Henceforth papal Catholicism began to lose many of its supporters, who became opponents, hostile, enemies of Rome by turning to Protestantism.

The Last Judgement

Who is next to Jesus in the Last Judgment picture?

The idea that each man must ultimately pass judgment on himself was indeed Michelangelo’s own – writes Andrew Graham-Dixon in his book Michelangelo and the Sistine Chapel. Earthly and human is this idea that every mortal must pass self-judgment in their lifetime, but for this self-judgment one needs faithful and honest parents, good and moral educators, discernment and personal determination.

In the Last Judgment painting, Mary, a virgin and diaphanous, stands next to Jesus, her face bowed, and her gaze turned away from the judge’s attitude, looking down to the left, where the risen from the dead are crumbling in terror in hell. And some, among connoisseurs of Michelangelo’s art, have interpreted Mary’s reaction as figuration, disregard, or even fear.
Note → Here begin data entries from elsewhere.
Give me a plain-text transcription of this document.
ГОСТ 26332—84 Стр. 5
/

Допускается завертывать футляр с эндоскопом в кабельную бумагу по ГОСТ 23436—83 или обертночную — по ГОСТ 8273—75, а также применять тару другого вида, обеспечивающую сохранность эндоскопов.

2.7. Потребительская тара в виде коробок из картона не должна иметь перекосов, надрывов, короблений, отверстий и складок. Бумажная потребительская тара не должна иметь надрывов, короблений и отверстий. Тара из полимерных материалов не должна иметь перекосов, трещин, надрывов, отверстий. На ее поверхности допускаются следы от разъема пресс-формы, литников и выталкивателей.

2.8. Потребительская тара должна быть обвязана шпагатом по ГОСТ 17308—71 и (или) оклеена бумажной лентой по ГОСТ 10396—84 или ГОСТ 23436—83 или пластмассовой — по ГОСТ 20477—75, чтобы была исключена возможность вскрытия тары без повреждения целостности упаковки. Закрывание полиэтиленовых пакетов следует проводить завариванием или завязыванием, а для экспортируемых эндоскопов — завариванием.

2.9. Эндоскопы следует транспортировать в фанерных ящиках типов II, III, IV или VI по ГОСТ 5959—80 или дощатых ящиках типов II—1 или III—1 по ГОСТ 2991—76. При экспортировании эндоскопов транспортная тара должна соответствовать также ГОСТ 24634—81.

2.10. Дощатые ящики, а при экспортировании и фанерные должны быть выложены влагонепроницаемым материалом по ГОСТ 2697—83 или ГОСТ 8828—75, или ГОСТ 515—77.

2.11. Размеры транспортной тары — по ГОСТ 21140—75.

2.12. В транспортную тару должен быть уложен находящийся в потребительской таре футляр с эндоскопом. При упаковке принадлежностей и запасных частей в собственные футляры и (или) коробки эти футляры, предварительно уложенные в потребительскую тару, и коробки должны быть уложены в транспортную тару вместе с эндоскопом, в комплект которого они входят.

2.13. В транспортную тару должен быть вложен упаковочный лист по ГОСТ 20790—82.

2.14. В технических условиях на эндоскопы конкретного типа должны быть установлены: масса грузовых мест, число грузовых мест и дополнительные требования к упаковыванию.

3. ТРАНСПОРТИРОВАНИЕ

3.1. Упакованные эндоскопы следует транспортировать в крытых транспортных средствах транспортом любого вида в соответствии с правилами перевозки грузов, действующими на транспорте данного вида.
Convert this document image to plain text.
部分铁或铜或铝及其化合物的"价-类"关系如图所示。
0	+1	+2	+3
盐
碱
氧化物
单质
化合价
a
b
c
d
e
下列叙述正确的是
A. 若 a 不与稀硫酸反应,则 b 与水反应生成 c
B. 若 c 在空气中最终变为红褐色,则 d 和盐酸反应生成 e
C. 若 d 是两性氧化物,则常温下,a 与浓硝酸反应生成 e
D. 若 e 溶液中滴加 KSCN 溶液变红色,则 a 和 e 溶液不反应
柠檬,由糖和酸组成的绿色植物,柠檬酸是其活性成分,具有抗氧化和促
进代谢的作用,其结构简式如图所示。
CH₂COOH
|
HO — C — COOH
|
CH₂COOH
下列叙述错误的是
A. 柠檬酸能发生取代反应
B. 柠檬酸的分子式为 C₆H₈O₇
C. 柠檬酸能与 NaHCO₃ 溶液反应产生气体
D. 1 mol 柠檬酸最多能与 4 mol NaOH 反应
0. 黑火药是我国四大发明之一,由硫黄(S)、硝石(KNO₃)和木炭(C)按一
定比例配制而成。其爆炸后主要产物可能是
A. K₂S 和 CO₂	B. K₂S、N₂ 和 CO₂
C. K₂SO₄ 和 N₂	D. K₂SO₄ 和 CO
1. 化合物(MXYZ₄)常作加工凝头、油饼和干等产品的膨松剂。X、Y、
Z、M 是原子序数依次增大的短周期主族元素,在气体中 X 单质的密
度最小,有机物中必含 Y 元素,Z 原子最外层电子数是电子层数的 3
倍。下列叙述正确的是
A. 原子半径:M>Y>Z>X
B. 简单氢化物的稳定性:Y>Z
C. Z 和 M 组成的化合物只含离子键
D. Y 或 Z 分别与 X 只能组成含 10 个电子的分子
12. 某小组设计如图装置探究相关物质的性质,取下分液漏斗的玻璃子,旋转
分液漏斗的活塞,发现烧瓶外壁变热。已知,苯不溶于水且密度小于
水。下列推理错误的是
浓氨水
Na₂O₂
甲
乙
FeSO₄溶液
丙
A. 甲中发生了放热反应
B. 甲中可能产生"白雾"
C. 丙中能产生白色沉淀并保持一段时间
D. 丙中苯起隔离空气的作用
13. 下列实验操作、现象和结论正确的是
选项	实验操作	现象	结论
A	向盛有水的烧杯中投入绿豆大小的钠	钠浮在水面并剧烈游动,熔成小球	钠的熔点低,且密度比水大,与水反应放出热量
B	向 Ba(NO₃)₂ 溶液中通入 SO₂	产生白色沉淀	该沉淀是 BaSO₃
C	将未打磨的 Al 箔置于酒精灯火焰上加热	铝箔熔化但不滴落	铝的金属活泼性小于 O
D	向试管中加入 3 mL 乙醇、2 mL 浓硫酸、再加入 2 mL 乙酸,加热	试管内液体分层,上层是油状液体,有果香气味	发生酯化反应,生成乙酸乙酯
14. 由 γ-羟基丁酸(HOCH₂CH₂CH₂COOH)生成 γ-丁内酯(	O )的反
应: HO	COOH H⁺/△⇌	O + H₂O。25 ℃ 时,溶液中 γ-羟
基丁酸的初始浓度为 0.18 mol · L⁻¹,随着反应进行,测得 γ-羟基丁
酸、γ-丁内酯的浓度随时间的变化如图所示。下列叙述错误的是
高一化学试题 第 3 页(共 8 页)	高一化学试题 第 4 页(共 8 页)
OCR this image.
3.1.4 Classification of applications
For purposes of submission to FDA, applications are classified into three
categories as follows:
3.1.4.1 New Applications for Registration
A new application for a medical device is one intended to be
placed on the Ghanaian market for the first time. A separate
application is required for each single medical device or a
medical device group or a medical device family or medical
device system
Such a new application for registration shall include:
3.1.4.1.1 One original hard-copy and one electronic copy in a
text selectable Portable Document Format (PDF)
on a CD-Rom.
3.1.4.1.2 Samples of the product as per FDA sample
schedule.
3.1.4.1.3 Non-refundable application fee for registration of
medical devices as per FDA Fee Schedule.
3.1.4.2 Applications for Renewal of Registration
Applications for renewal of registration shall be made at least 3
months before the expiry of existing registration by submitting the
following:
And yet, in this influential fresco of the final judgment of the Son of God. Which Michelangelo painted in the grip of the events that divided Catholicism. And led to the conquest and sack of Rome by the anti-papal forces by the followers of Lutheranism. He comes up with a unique, new idea of the Last Judgment. In addition to the seven angels with trumpets mentioned by St John in the Apocalypse, Michelangelo adds two more angels with an open book in his fresco. Each resurrected for judgment can read the facts of his life and judge himself.

Primary Takeaways

  • Michelangelo surrounds Jesus with angels and saints, among whom Saint Peter has two keys. Two keys! Next to it is the Apostle Bartholomew holding his own skin after his martyrdom, whose head is a self-portrait of the painter.
  • Another detail, much commented upon in kind, is the one in the lower right corner of the Inferno in which Biagio da Cesena, Pope Paul III’s master of ceremonies, harshly criticized Michelangelo for this fresco, is portrayed.
  • Michelangelo took revenge on Biagio da Cesena by placing him in Hell by entangling him with a snake that bit his genitals.


Michelangelo Buonarroti was, next to Leonardo da Vinci, the most influential artist at the height of the Italian Renaissance. 

In 1535 Michelangelo began painting ‘The Last Judgement in the Sistine Chapel on the wall above the altar. The artist started with Dante’s ‘Divine Comedy’ and was able to render an impressive anthology of scenes. The fresco at the base depicts the dead sent after the Apocalypse and the Inferno. They were represented by Caron’s boat, which transports souls. And Minos, who judges souls.

In the middle fresco, you can see the angels with the instruments of judgment. The souls are going to Heaven, and those descending into Hell. And on the upper fresco Christ the Judge. And also the Virgin Mary, surrounded by those who have reached the Kingdom of Heaven.